Don't conflict styles. "minimalist + ornate + retro + cyberpunk" cancels. Pick 1–2 anchors.

Anti-patterns:

  • Trying to verbally describe a stable subject identity — use the edit endpoint with image refs instead.
  • Asking for resolutions outside the 4 tiers → 422.
  • Aspect ratios outside the 11 supported values → 422.
  • Non-quoted in-image text → unpredictable rendering.

Where it shines

Use caseWhy Nano Banana 2
Marketing draft thumbnails (batch of 4)Fast iteration at 0.5K, then promote winner to 2K
Social-platform-nativeWide aspect ratio support including 9:16, 4:5, 21:9
In-image typography for posters / cardsPredictable text rendering when characters are quoted
Web-grounded current-event imageryenable_web_search integrates fresh info
Reproducible variant testingStrong seed + consistent framing

Sample prompts (verified to produce strong results)

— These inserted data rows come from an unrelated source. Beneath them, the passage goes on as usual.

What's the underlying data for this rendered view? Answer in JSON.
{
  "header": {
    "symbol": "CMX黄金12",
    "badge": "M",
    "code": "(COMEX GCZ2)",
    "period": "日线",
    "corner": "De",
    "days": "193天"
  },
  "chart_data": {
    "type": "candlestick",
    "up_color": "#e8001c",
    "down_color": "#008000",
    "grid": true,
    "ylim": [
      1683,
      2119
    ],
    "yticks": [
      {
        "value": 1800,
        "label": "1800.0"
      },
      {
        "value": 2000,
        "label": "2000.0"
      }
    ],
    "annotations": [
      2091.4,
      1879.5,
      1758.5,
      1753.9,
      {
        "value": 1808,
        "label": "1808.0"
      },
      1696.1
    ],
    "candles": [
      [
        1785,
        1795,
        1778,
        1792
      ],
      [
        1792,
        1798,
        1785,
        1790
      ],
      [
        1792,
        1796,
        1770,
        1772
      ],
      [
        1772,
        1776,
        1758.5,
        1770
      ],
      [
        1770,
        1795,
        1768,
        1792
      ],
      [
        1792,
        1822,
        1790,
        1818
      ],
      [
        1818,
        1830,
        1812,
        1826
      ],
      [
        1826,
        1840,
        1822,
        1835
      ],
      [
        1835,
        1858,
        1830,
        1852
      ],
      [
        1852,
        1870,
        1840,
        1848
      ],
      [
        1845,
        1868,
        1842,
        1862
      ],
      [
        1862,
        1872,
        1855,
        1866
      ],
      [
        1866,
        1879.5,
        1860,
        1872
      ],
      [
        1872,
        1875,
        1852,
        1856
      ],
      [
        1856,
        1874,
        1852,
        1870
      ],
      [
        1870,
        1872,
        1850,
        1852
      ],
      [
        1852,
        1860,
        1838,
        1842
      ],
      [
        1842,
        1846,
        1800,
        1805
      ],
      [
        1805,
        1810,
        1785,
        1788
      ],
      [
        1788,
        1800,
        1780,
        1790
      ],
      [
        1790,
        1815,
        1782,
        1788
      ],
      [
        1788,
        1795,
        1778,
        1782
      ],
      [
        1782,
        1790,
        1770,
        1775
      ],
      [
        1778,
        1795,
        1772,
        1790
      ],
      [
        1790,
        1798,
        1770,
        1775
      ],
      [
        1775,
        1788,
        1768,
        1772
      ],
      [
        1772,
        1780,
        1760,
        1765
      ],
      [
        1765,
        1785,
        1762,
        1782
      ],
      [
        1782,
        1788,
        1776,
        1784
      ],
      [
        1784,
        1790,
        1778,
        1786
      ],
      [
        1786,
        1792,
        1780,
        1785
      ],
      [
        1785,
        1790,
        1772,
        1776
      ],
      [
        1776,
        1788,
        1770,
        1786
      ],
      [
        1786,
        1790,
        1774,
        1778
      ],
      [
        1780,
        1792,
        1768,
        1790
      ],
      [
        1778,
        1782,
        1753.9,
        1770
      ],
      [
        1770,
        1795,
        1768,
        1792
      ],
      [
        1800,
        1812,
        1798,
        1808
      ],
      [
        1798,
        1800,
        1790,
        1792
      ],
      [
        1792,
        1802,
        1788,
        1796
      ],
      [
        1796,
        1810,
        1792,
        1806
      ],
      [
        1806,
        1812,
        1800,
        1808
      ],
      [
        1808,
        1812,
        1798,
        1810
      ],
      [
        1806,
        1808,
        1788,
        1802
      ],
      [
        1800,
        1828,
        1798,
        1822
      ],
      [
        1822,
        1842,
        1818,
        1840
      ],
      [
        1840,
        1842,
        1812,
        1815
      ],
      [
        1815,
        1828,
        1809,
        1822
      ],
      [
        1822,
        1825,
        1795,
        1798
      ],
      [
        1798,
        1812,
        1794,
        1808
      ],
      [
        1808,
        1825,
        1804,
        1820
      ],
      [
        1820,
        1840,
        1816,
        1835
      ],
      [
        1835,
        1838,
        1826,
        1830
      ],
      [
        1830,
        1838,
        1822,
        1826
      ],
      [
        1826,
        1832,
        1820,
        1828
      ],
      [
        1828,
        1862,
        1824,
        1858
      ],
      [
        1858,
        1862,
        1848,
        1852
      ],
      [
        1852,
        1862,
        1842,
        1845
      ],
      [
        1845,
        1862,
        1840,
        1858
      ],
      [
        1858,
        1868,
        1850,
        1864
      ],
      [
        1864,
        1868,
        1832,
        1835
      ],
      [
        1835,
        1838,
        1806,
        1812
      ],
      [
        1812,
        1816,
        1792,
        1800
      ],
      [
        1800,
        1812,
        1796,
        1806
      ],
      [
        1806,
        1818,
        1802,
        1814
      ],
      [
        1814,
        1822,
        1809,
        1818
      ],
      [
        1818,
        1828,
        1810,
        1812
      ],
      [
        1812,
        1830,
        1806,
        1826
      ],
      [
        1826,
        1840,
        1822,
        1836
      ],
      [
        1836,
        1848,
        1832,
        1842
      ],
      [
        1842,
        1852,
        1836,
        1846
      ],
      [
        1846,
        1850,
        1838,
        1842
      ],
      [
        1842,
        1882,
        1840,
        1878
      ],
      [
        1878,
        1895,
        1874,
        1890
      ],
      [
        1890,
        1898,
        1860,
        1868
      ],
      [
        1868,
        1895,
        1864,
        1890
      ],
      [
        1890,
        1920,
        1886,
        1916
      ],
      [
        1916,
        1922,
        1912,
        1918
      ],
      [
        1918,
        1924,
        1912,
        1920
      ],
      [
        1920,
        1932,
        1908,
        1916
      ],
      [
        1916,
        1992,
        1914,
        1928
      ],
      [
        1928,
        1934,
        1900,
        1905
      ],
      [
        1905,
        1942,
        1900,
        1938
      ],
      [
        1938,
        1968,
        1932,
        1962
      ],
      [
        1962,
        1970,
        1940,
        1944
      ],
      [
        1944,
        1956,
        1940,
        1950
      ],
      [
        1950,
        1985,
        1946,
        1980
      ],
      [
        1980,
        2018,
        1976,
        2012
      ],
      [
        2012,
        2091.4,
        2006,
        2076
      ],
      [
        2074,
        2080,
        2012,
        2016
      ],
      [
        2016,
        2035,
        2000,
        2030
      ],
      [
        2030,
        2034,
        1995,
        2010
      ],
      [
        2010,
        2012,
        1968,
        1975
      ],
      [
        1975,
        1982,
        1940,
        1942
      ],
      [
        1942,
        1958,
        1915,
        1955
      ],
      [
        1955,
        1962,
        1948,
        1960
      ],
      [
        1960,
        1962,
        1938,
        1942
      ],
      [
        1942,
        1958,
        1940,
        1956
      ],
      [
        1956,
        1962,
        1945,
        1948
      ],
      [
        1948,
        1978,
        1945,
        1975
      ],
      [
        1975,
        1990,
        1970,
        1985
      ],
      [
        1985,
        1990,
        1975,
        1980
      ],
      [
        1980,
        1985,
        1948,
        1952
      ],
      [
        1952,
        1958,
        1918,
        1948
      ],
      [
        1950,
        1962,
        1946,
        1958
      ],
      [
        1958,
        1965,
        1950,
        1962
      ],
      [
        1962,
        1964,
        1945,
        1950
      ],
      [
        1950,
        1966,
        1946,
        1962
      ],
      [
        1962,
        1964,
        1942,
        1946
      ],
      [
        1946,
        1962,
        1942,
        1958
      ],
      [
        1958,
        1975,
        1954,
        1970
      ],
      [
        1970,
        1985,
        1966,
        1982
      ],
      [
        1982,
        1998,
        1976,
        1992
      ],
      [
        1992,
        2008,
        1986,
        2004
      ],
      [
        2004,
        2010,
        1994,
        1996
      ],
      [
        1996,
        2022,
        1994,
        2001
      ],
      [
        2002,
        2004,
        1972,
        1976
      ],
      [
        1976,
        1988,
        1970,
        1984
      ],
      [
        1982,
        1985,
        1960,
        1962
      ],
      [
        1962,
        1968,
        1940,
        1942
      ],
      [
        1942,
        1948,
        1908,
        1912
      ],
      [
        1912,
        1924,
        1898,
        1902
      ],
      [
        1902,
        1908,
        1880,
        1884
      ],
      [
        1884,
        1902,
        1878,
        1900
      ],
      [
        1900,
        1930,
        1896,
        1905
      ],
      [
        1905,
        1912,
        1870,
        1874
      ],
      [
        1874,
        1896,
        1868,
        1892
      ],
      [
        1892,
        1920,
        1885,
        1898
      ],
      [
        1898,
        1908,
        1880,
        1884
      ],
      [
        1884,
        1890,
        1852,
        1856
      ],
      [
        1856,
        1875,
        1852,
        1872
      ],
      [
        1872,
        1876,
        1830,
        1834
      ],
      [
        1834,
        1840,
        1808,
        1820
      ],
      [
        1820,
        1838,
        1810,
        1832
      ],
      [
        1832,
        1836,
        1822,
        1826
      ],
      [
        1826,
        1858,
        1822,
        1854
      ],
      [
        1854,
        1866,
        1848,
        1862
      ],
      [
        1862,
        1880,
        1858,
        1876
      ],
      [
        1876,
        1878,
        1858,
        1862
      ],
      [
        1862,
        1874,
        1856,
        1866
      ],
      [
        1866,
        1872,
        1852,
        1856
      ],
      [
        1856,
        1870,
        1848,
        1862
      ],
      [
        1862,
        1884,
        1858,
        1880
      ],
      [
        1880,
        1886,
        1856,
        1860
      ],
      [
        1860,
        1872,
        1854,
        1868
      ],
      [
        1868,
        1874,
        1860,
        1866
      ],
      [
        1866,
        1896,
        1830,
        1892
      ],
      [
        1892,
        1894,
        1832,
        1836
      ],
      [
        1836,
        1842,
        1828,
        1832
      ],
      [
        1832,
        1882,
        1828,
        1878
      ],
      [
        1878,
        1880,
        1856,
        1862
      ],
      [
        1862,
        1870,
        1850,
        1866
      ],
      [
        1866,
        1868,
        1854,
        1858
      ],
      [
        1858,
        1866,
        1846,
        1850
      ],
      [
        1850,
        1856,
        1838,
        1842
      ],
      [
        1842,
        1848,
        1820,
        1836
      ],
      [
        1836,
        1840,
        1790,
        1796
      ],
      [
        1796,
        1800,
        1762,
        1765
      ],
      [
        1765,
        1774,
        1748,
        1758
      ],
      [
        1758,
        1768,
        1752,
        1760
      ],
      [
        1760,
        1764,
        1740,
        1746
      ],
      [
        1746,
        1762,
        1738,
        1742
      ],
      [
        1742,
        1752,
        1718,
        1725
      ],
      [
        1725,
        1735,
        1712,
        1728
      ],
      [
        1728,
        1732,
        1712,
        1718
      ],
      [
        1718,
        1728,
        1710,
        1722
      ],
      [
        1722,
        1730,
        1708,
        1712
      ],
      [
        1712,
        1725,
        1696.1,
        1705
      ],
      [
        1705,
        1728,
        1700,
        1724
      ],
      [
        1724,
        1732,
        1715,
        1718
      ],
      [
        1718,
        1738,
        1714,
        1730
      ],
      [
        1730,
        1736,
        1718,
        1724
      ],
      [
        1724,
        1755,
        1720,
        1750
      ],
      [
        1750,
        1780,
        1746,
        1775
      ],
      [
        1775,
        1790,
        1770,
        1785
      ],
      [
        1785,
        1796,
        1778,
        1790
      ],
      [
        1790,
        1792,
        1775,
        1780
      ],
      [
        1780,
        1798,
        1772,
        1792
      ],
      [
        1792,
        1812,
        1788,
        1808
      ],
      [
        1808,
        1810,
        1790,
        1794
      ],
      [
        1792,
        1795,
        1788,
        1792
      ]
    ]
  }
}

Cinematic portrait (page example):

A cinematic close-up portrait of an American woman standing under neon
lights in rainy Tokyo, shallow depth of field, reflective wet streets,
ultra-detailed, realistic skin texture

Brand-asset card with quoted text:

A minimalist 16:9 product card: a matte black ceramic mug centered on a
soft warm-grey paper background, rim highlight from upper-left, the
headline "Brewed Quietly" in clean bold sans-serif top-right, balanced
negative space below, e-commerce ready, clean studio lighting

Vertical platform-native:

A 9:16 vertical hero for a wellness brand: a single ceramic teacup on a
linen runner, soft morning side-light, the words "Slow Down" in
hand-drawn serif large at the top, gentle steam rising, neutral color
palette, uncluttered

Limitations

  • Still images only. No video on this endpoint.
  • Max 4 outputs per request.
  • Web search adds latency + cost — only enable on demand.
  • 2K / 4K cost more — default to 1K unless user asked for higher.
  • For image edit, use the /edit endpoint — not this one.

Exit codes

codemeaning
0success
64bad CLI args
65bad input JSON / schema mismatch
69upstream 5xx
75retryable: timeout / 429
77not signed in or token rejected

Full reference: docs.runcomfy.com/cli/troubleshooting.

How it works

The skill invokes runcomfy run google/nano-banana-2/text-to-image with a JSON body matching the schema. The CLI POSTs to https://model-api.runcomfy.net/v1/models/google/nano-banana-2/text-to-image, polls the request, fetches the result, and downloads any .runcomfy.net/.runcomfy.com URL into --output-dir. Ctrl-C cancels the remote request before exit.

Security & Privacy

  • Token storage: runcomfy login writes the API token to ~/.config/runcomfy/token.json with mode 0600 (owner-only read/write). Set RUNCOMFY_TOKEN env var to bypass the file entirely in CI / containers.
  • Input boundary: the user prompt is passed as a JSON string to the CLI via --input. The CLI does NOT shell-expand the prompt; it transmits the JSON body directly to the Model API over HTTPS. No shell injection surface from prompt content.
  • Third-party content: image / mask / video URLs you pass are fetched by the RunComfy model server, not by the CLI on your machine. Treat external URLs as untrusted; image-based prompt injection is a known risk for any image-edit / video-edit model.
  • Outbound endpoints: only model-api.runcomfy.net (request submission) and *.runcomfy.net / *.runcomfy.com (download whitelist for generated outputs). No telemetry, no callbacks.
  • Generated-file size cap: the CLI aborts any single download > 2 GiB to prevent disk-fill from a malicious or runaway model output.